La cabeza de MacNamara peligra si el escándalo revienta las paredes de su despacho, por lo que urde una trampa para que el joven rojo acabe apresado al otro lado de la Puerta de Brandemburgo, en manos de las camaradas nada corteses de la Volkspolizei. Pero la noticia que trae el médico tras atender el desmayo de Scarlett da una vuelta de tuerca que enloquece la trama hasta límites insospechados, siendo que la mejor parte de la película transcurrirá en el sector soviético.
El guión da palos más hacia la Europa dividida que hacia la América capitalista, aunque, sin duda, ésta última se representa gracias a la escasamente iluminada cabeza de Scarlett. Para Wilder está claro: todos son unos idiotas sin excepción. Mientras, denuncia el doble juego de la sociedad alemana, hace otro tanto con el comunismo, con un Otto que inicia una frase denunciando el belicismo de Occidente y la remata con una nada velada amenaza, puramente bélica, contra el capitalismo; aunque la parodia es marxista (de los hermanos, no nos confundamos), a medida que el reloj corre, con un Otto en proceso de conversión (demasiado rápida y eficaz) al capitalismo (o a ser un comunista rico), llega a ser un incordio, pues los personajes no hacen otra cosa que gritar y gritar.

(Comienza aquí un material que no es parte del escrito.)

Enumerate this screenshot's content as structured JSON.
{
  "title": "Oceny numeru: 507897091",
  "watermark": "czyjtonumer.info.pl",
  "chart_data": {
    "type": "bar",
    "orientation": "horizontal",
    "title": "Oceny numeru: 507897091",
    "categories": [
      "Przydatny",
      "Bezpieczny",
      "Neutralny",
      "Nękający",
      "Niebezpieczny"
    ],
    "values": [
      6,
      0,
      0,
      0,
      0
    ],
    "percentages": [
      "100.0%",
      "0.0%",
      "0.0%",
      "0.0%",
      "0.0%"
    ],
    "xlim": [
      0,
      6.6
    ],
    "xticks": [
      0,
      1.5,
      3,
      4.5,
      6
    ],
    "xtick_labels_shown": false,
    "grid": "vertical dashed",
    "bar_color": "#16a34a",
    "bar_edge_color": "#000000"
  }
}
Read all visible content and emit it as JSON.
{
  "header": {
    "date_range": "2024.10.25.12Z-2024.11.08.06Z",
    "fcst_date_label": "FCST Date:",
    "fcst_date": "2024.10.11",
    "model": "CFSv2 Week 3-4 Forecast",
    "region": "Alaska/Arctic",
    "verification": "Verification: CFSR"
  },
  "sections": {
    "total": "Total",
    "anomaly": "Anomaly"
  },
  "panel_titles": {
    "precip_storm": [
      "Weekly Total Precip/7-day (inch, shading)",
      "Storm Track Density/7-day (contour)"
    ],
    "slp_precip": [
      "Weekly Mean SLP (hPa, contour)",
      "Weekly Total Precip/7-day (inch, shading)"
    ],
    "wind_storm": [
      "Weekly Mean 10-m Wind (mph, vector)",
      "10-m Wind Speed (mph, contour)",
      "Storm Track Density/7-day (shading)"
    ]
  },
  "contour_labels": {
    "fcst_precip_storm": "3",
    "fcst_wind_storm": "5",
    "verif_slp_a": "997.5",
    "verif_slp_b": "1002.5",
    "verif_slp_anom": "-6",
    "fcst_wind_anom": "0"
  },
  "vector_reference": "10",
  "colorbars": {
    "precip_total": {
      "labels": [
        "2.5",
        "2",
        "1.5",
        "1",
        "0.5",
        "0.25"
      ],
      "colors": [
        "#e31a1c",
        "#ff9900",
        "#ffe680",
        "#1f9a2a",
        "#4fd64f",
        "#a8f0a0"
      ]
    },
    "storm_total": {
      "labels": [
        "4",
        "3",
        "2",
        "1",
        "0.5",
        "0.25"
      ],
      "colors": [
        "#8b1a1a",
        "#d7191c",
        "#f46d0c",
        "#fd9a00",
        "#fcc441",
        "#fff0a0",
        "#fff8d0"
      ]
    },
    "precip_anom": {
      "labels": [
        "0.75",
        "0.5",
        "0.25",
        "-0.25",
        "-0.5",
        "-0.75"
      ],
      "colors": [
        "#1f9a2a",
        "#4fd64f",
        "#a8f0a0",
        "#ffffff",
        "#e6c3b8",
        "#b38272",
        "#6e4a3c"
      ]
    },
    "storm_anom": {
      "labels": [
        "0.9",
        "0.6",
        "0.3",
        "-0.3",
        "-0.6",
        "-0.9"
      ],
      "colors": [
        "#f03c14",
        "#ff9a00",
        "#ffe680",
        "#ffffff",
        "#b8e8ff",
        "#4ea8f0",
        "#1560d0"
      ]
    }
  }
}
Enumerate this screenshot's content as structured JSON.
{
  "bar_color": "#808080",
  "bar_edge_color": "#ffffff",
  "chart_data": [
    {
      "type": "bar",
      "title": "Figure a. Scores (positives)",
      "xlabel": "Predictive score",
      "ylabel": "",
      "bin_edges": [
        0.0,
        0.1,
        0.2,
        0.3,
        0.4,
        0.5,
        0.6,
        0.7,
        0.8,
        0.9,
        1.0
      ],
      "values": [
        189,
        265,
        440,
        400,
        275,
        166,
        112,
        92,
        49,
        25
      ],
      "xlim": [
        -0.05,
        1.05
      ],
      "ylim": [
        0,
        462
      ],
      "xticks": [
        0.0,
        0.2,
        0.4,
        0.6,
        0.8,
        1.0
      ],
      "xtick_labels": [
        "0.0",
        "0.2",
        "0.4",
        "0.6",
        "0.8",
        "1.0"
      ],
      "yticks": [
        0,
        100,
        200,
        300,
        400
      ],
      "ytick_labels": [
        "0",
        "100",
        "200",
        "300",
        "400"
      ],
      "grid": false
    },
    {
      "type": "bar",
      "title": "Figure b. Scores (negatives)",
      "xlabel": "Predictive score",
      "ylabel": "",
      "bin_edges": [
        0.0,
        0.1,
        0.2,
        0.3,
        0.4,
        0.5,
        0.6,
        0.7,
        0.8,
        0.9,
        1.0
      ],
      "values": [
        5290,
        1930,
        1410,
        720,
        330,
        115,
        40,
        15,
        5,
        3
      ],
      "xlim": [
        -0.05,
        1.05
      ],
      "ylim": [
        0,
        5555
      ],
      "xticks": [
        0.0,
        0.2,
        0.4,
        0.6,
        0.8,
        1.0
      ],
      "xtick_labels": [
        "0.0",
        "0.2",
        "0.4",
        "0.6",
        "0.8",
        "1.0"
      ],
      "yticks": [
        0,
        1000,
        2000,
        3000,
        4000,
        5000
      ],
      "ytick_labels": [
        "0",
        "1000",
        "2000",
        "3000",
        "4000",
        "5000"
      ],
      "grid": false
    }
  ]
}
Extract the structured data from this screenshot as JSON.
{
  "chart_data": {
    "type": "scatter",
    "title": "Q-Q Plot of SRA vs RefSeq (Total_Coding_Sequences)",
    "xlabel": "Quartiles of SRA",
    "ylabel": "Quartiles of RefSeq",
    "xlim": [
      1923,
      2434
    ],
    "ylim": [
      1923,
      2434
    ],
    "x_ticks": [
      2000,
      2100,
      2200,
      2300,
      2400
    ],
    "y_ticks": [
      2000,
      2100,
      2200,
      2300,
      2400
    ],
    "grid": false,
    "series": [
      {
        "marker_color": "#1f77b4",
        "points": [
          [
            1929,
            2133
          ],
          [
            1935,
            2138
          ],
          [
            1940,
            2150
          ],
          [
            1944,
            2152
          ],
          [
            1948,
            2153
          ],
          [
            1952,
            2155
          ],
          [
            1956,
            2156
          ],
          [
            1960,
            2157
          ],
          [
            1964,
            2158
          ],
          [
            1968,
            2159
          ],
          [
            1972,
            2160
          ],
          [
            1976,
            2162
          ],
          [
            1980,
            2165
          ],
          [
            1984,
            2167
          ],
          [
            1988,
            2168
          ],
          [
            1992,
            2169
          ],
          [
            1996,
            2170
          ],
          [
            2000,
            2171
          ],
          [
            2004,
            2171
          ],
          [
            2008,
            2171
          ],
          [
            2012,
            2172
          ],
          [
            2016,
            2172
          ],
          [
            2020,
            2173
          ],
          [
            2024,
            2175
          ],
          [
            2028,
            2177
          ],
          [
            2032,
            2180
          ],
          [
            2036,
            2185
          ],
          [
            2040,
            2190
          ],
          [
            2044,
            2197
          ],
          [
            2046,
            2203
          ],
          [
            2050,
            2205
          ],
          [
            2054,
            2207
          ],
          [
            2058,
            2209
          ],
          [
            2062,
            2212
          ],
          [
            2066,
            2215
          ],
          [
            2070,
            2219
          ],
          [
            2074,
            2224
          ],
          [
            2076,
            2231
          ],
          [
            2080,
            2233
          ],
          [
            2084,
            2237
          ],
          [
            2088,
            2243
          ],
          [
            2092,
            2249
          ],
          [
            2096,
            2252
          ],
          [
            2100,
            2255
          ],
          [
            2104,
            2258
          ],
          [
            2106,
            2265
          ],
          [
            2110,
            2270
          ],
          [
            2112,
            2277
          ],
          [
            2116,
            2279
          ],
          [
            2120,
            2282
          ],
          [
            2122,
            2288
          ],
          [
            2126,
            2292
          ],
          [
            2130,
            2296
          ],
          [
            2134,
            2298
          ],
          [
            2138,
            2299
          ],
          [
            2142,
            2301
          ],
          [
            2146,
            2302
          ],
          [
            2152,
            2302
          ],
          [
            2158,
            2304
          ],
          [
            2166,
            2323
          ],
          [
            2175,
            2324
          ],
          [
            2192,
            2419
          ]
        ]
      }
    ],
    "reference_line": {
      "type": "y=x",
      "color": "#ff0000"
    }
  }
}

Ciertamente, no sé qué treta arguyó el director para poder grabar en el Berlín oriental, sobre todo la persecución en automóvil (el soviético desgajándose en cada curva), pero es una película que parece adelantarse a muchos hechos: su estreno data de 15 de Diciembre de 1961 y se filma con anterioridad a que las relaciones entre bloques se tensen hasta el punto de hacer realidad el Telón de Acero el 13 de Agosto de 1961; por otra parte, el guión aduce al idílico noviazgo entre la URSS y Cuba (“Ellos nos mandan puros, nosotros misiles”), siendo que EEUU descubriría las bases de lanzamiento en la Gran Antilla unos meses más tarde, provocándose la Crisis de los Misiles (14-28 de Octubre de 1962).
Wilder juega con el humor con un asunto muy serio, sobre todo siendo él (como toda su familia) una víctima de la maquinaria de exterminio nazi, con un discurso claramente enfocado a atacar los totalitarismos, se vistan del color que quieran con tal de ensombrecer sus verdaderas intenciones. A él no le engañan.